Самая значительная часть обывателей не желала перемен вообще, нынешний лазурный или зеленый цвет их вполне устраивал. Он соответствовал их настроению и привычке, пожелание сводилось лишь к тому, чтобы сделать его менее ядовитым. Главный аргумент этой группы состоял в том, что зеленый цвет нравился их детям.
В общем, гражданская акция обещала быть насыщенной содержанием и принести удовлетворение всем участникам. Уже принято было решение придать дворцу песочно-персиковый цвет, и фирма «Русские краски» получила заказ, который держался в секрете. Но тут на сцену вышли не прописанные в сценарии силы, «храбрые мозгляки», как именовал их Иван Трофимович, которые, в свою очередь, тоже делились на группы, и каждая из них была особым образом неприятна автору постановки.
В ходе выработки плана завтрашних действий для меня постепенно стала проясняться остроумная связь между футурологией и плебисцитом, которая до того мучила своей неопределенностью.
Будущее всегда виртуально. Тонизирующим эффектом правильно приготовленного будущего научились пользоваться еще коммунисты. Но нынешняя эпоха внесла существенные дополнения в этот рецепт.
Информационные каналы, которые открылись во времена Великой Перетерки и несколько лет специализировались на развенчании и угрюмой правде, изменились, как меняются с годами люди. Раньше революционером не был только подлец, теперь только дурак продолжал размахивать флагом. Разобрав прошлое, как нищие разбирают помойку, и не найдя в нем ни одной пригодной для человека и достойной его вещи, люди и сами почувствовали себя осрамленными: как же они прожили на этой помойке, почитай, всю жизнь? Психика нуждалась в отдыхе и положительных эмоциях. Отныне беспристрастные аналитики, перехватив у ниспровергателей ухмылку глумливости, выстраивали цифры и факты по подсказке своего патриотического сердца. Им верили. Сознаться в том, что страна вновь оказалась на обочине, не позволяли себе даже самые мужественные. Анаболик свободы, принятый в неумеренных дозах, развинтил организм, о ней вспоминали с тоской. Между тем перемены были налицо, заря будущего била из-под ног.

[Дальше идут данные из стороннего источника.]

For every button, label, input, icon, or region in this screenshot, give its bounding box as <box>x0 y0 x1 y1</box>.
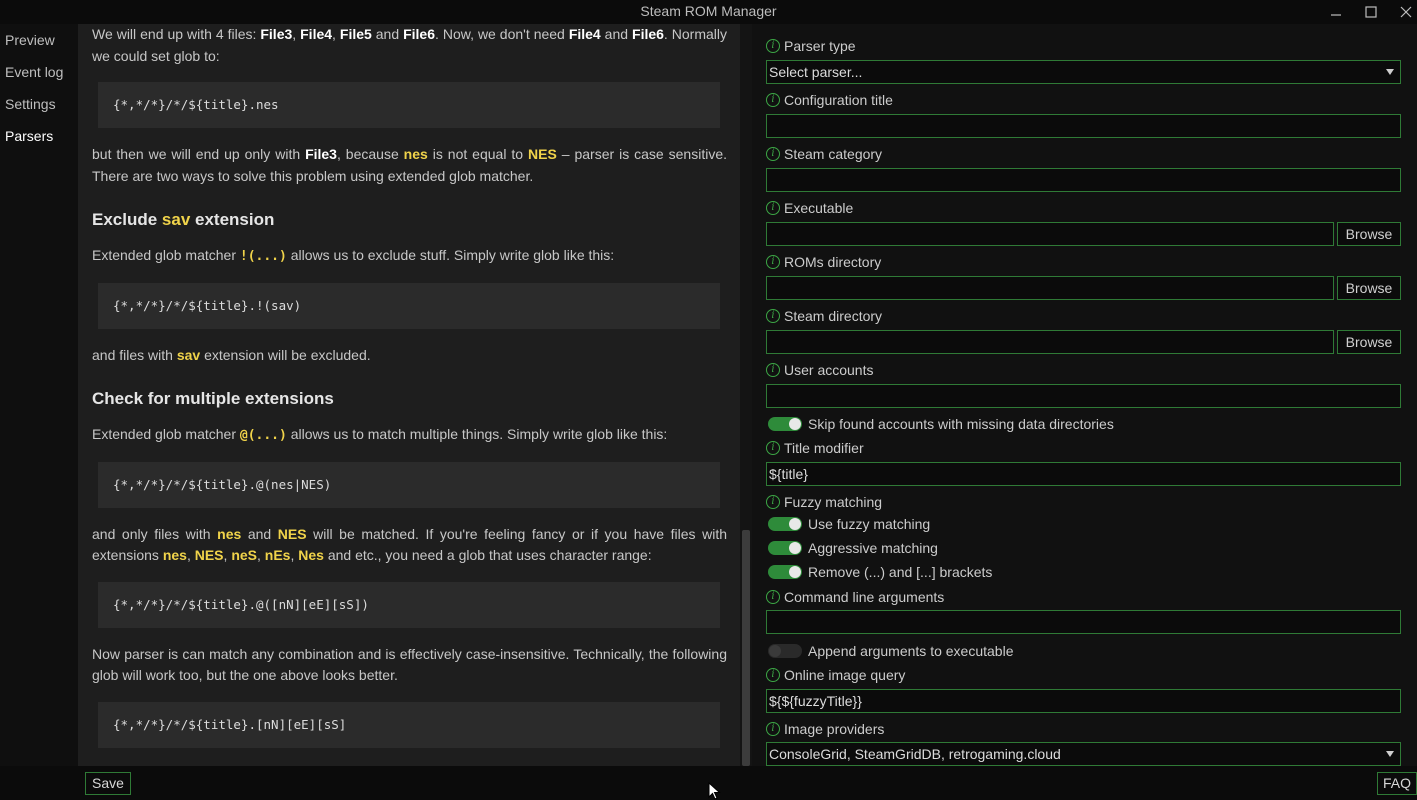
help-paragraph: and files with sav extension will be exc… <box>92 346 371 363</box>
command-line-arguments-label: i Command line arguments <box>766 589 944 605</box>
help-content: We will end up with 4 files: File3, File… <box>92 24 727 748</box>
steam-category-input[interactable] <box>766 168 1401 192</box>
chevron-down-icon <box>1386 69 1394 75</box>
steam-directory-input[interactable] <box>766 330 1334 354</box>
info-icon[interactable]: i <box>766 309 780 323</box>
config-title-label: i Configuration title <box>766 92 893 108</box>
info-icon[interactable]: i <box>766 93 780 107</box>
section-heading: Check for multiple extensions <box>92 389 334 408</box>
parser-type-label: i Parser type <box>766 38 856 54</box>
info-icon[interactable]: i <box>766 495 780 509</box>
executable-input[interactable] <box>766 222 1334 246</box>
config-title-input[interactable] <box>766 114 1401 138</box>
window-title: Steam ROM Manager <box>640 3 777 19</box>
command-line-arguments-input[interactable] <box>766 610 1401 634</box>
info-icon[interactable]: i <box>766 147 780 161</box>
toggle-switch[interactable] <box>768 517 802 531</box>
toggle-switch[interactable] <box>768 644 802 658</box>
maximize-icon <box>1365 6 1377 18</box>
code-block: {*,*/*}/*/${title}.!(sav) <box>98 282 720 329</box>
sidebar-nav: Preview Event log Settings Parsers <box>0 24 78 766</box>
roms-directory-input[interactable] <box>766 276 1334 300</box>
toggle-switch[interactable] <box>768 565 802 579</box>
help-paragraph: Extended glob matcher !(...) allows us t… <box>92 247 615 264</box>
aggressive-matching-toggle[interactable]: Aggressive matching <box>768 540 938 556</box>
code-block: {*,*/*}/*/${title}.[nN][eE][sS] <box>98 701 720 748</box>
help-paragraph: but then we will end up only with File3,… <box>92 146 727 184</box>
fuzzy-matching-label: i Fuzzy matching <box>766 494 882 510</box>
skip-accounts-toggle[interactable]: Skip found accounts with missing data di… <box>768 416 1114 432</box>
maximize-button[interactable] <box>1354 0 1388 24</box>
info-icon[interactable]: i <box>766 363 780 377</box>
remove-brackets-toggle[interactable]: Remove (...) and [...] brackets <box>768 564 992 580</box>
close-button[interactable] <box>1389 0 1417 24</box>
minimize-button[interactable] <box>1319 0 1353 24</box>
title-bar: Steam ROM Manager <box>0 0 1417 24</box>
minimize-icon <box>1331 14 1341 16</box>
user-accounts-input[interactable] <box>766 384 1401 408</box>
parser-help-pane: We will end up with 4 files: File3, File… <box>78 24 740 766</box>
toggle-switch[interactable] <box>768 417 802 431</box>
help-paragraph: Extended glob matcher @(...) allows us t… <box>92 426 668 443</box>
steam-directory-label: i Steam directory <box>766 308 882 324</box>
info-icon[interactable]: i <box>766 201 780 215</box>
online-image-query-label: i Online image query <box>766 667 905 683</box>
section-heading: Exclude sav extension <box>92 210 275 229</box>
mouse-cursor-icon <box>708 782 721 800</box>
nav-item-settings[interactable]: Settings <box>0 88 78 120</box>
image-providers-label: i Image providers <box>766 721 884 737</box>
roms-directory-label: i ROMs directory <box>766 254 881 270</box>
help-paragraph: We will end up with 4 files: File3, File… <box>92 26 728 64</box>
info-icon[interactable]: i <box>766 441 780 455</box>
nav-item-parsers[interactable]: Parsers <box>0 120 78 152</box>
title-modifier-label: i Title modifier <box>766 440 864 456</box>
info-icon[interactable]: i <box>766 39 780 53</box>
steam-directory-browse-button[interactable]: Browse <box>1337 330 1401 354</box>
nav-item-preview[interactable]: Preview <box>0 24 78 56</box>
roms-directory-browse-button[interactable]: Browse <box>1337 276 1401 300</box>
help-scrollbar-thumb[interactable] <box>742 530 750 766</box>
title-modifier-input[interactable]: ${title} <box>766 462 1401 486</box>
online-image-query-input[interactable]: ${${fuzzyTitle}} <box>766 689 1401 713</box>
help-paragraph: and only files with nes and NES will be … <box>92 525 727 564</box>
steam-category-label: i Steam category <box>766 146 882 162</box>
code-block: {*,*/*}/*/${title}.nes <box>98 82 720 128</box>
save-button[interactable]: Save <box>85 772 131 795</box>
help-paragraph: Now parser is can match any combination … <box>92 645 727 684</box>
info-icon[interactable]: i <box>766 722 780 736</box>
info-icon[interactable]: i <box>766 668 780 682</box>
toggle-switch[interactable] <box>768 541 802 555</box>
code-block: {*,*/*}/*/${title}.@(nes|NES) <box>98 461 720 508</box>
chevron-down-icon <box>1386 751 1394 757</box>
executable-browse-button[interactable]: Browse <box>1337 222 1401 246</box>
close-icon <box>1400 6 1412 18</box>
image-providers-select[interactable]: ConsoleGrid, SteamGridDB, retrogaming.cl… <box>766 742 1401 766</box>
info-icon[interactable]: i <box>766 255 780 269</box>
info-icon[interactable]: i <box>766 590 780 604</box>
nav-item-event-log[interactable]: Event log <box>0 56 78 88</box>
faq-button[interactable]: FAQ <box>1377 772 1417 795</box>
parser-config-form: i Parser type Select parser... i Configura… <box>752 24 1417 766</box>
parser-type-select[interactable]: Select parser... <box>766 60 1401 84</box>
code-block: {*,*/*}/*/${title}.@([nN][eE][sS]) <box>98 581 720 628</box>
executable-label: i Executable <box>766 200 853 216</box>
user-accounts-label: i User accounts <box>766 362 873 378</box>
use-fuzzy-matching-toggle[interactable]: Use fuzzy matching <box>768 516 930 532</box>
append-arguments-toggle[interactable]: Append arguments to executable <box>768 643 1013 659</box>
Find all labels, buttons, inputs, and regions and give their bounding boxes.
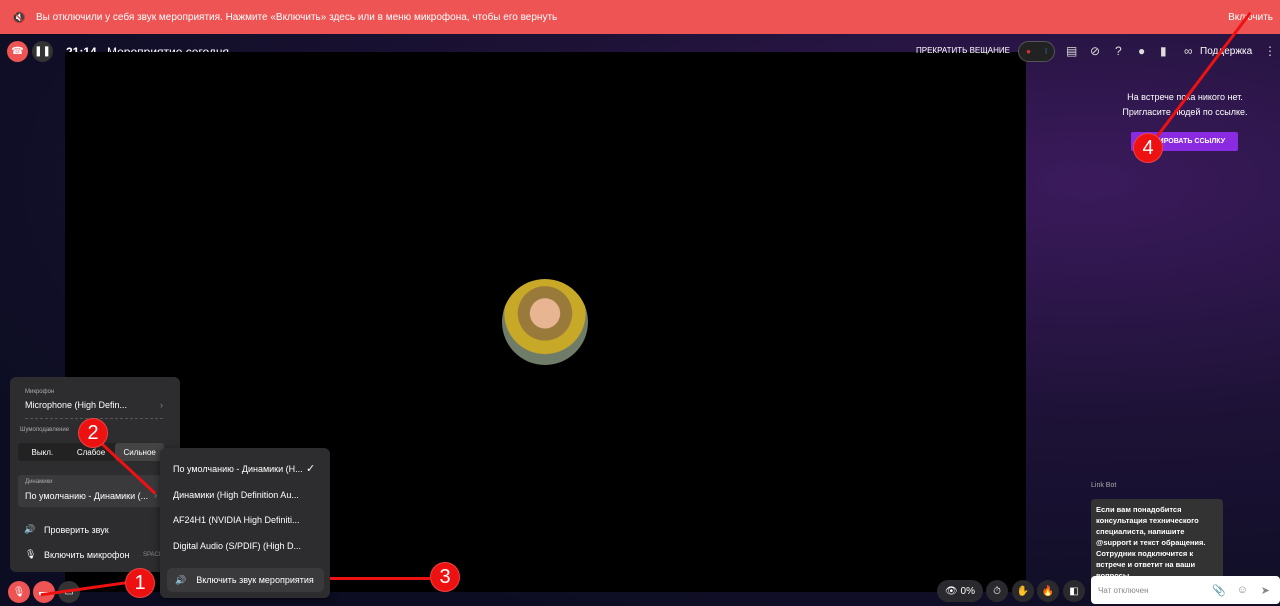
pause-icon: ❚❚ [34,46,51,57]
chat-message: Если вам понадобится консультация технич… [1091,499,1223,586]
raise-hand-button[interactable]: ✋ [1012,580,1034,602]
layout-icon: ◧ [1069,585,1079,597]
check-sound-button[interactable]: Проверить звук [44,525,109,535]
fire-icon: 🔥 [1041,585,1055,597]
enable-mic-button[interactable]: Включить микрофон [44,550,129,560]
stop-broadcast-button[interactable]: ПРЕКРАТИТЬ ВЕЩАНИЕ [916,46,1010,55]
mic-icon: 🎙 [25,549,37,559]
more-icon[interactable]: ⋮ [1264,44,1276,58]
send-icon[interactable]: ➤ [1261,584,1270,597]
reactions-button[interactable]: 🔥 [1037,580,1059,602]
hand-icon: ✋ [1016,585,1030,597]
speakers-submenu: По умолчанию - Динамики (H... ✓ Динамики… [160,448,330,598]
annotation-number: 1 [125,568,155,598]
participant-avatar [502,279,588,365]
speaker-muted-icon: 🔇 [12,11,26,24]
check-icon: ✓ [306,463,316,475]
noise-label: Шумоподавление [20,427,70,433]
emoji-icon[interactable]: ☺ [1237,584,1248,596]
speaker-icon: 🔊 [24,524,36,534]
mic-select[interactable]: Microphone (High Defin... › [25,400,163,410]
record-dot-icon: ● [1026,47,1031,56]
annotation-number: 3 [430,562,460,592]
attach-icon[interactable]: 📎 [1212,584,1226,597]
video-off-icon[interactable]: ⊘ [1090,44,1100,58]
layout-button[interactable]: ◧ [1063,580,1085,602]
chat-placeholder: Чат отключен [1098,585,1149,595]
timer-button[interactable]: ⏱ [986,580,1008,602]
noise-off[interactable]: Выкл. [18,443,67,461]
speaker-option[interactable]: Динамики (High Definition Au... [173,490,299,500]
enable-event-sound-label: Включить звук мероприятия [196,575,314,585]
document-icon[interactable]: ▮ [1160,44,1167,58]
hangup-button[interactable]: ☎ [7,41,28,62]
speaker-option[interactable]: Digital Audio (S/PDIF) (High D... [173,541,301,551]
audio-wave-icon: ⦚ [1045,46,1047,56]
eye-icon: 👁 [945,585,958,597]
mic-off-icon: 🎙 [12,586,26,598]
chat-input[interactable]: Чат отключен 📎 ☺ ➤ [1091,576,1280,604]
viewers-percent: 0% [960,585,975,597]
support-link[interactable]: Поддержка [1200,46,1252,57]
stopwatch-icon: ⏱ [993,585,1001,597]
mic-muted-button[interactable]: 🎙 [8,581,30,603]
muted-banner: 🔇 Вы отключили у себя звук мероприятия. … [0,0,1280,34]
viewers-badge[interactable]: 👁 0% [937,580,983,602]
annotation-number: 4 [1133,133,1163,163]
banner-message: Вы отключили у себя звук мероприятия. На… [36,11,558,23]
annotation-number: 2 [78,418,108,448]
speaker-option[interactable]: AF24H1 (NVIDIA High Definiti... [173,515,300,525]
speakers-value: По умолчанию - Динамики (... [25,491,149,501]
enable-event-sound-button[interactable]: 🔊 Включить звук мероприятия [167,568,324,592]
notes-icon[interactable]: ▤ [1066,44,1077,58]
phone-icon: ☎ [11,46,24,57]
chat-sender: Link Bot [1091,482,1117,489]
recording-indicator[interactable]: ● ⦚ [1018,41,1055,62]
person-icon[interactable]: ● [1138,44,1145,58]
chevron-right-icon: › [160,400,163,410]
empty-text-2: Пригласите людей по ссылке. [1122,107,1248,117]
speaker-option[interactable]: По умолчанию - Динамики (H... [173,464,303,474]
question-icon[interactable]: ? [1115,44,1122,58]
link-icon: ∞ [1184,44,1193,58]
speakers-label: Динамики [25,479,53,485]
annotation-arrow [330,577,430,580]
noise-strong[interactable]: Сильное [115,443,165,461]
mic-label: Микрофон [25,389,55,395]
speaker-icon: 🔊 [175,574,187,585]
pause-button[interactable]: ❚❚ [32,41,53,62]
mic-value: Microphone (High Defin... [25,400,128,410]
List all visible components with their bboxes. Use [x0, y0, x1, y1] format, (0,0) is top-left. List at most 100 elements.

Физические силы человека, допустим, почти беспредельны, но психологический порог терпения есть даже у каторжника со стажем. И он ждет весеннего просвета в небе, дарового березового сока, передышки в лазарете или выигранного в карты пайка. Короче, всем хотелось верить.
Однако народ уже привык к непреодолимым трудностям, и это тоже приходилось учитывать. К тому же, ужасы, катастрофы и тотальная коррупция повышали значимость личного комфорта. Поэтому не только желтая, но даже и чиновная и патриотическая пресса продолжала «кошмарить» население. К позднему завтраку спешно готовились новости об угнанных пиратами судах, сгоревших заживо инвалидах, взорванных домах и взятых под стражу министрах. Из подземелья на глазах у телезрителей выводили освобожденных рабов и тут же сообщали о тысячах ненайденных заложников. Утром из аптек исчезали инсулин и корвалол, но уже к обеду те появлялись вновь по указу президента или губернатора.
Это рождало уверенность в том, что жуликоватая и опасная по сути своей жизнь, тем не менее, просматривается сверху до самых мелочей, до ресничного шевеления какого-нибудь затрапезного киллера, и, если выстрел предотвратить нельзя, справедливость все же не остается внакладе. Оборотни в шинелях и растерянные чиновники покорно показывали телезрителям пальцы, которые светились порошком от помеченных купюр. Преступников обычно на следующий день после отбытия роли отпускали, но об этом СМИ уже не сообщали: чувство народного возмездия временно было удовлетворено, а саму историю забывали наутро, как вчерашний детектив.
Контраст между страхом исчезновения и почти уже добытым благополучием пробуждал чувства сентиментальной преданности жизни как таковой. Утром в новостной программе показывали старушку, похоронившую мужа и семерых детей. Сотрудники МЧС вносили ее в первую в ее жизни квартиру, она плакала и сбивчиво цитировала слова старого гимна. На новоселье один из президентов подарил ей кровать, поскольку последние пятьдесят лет блокадница спала на сундуке.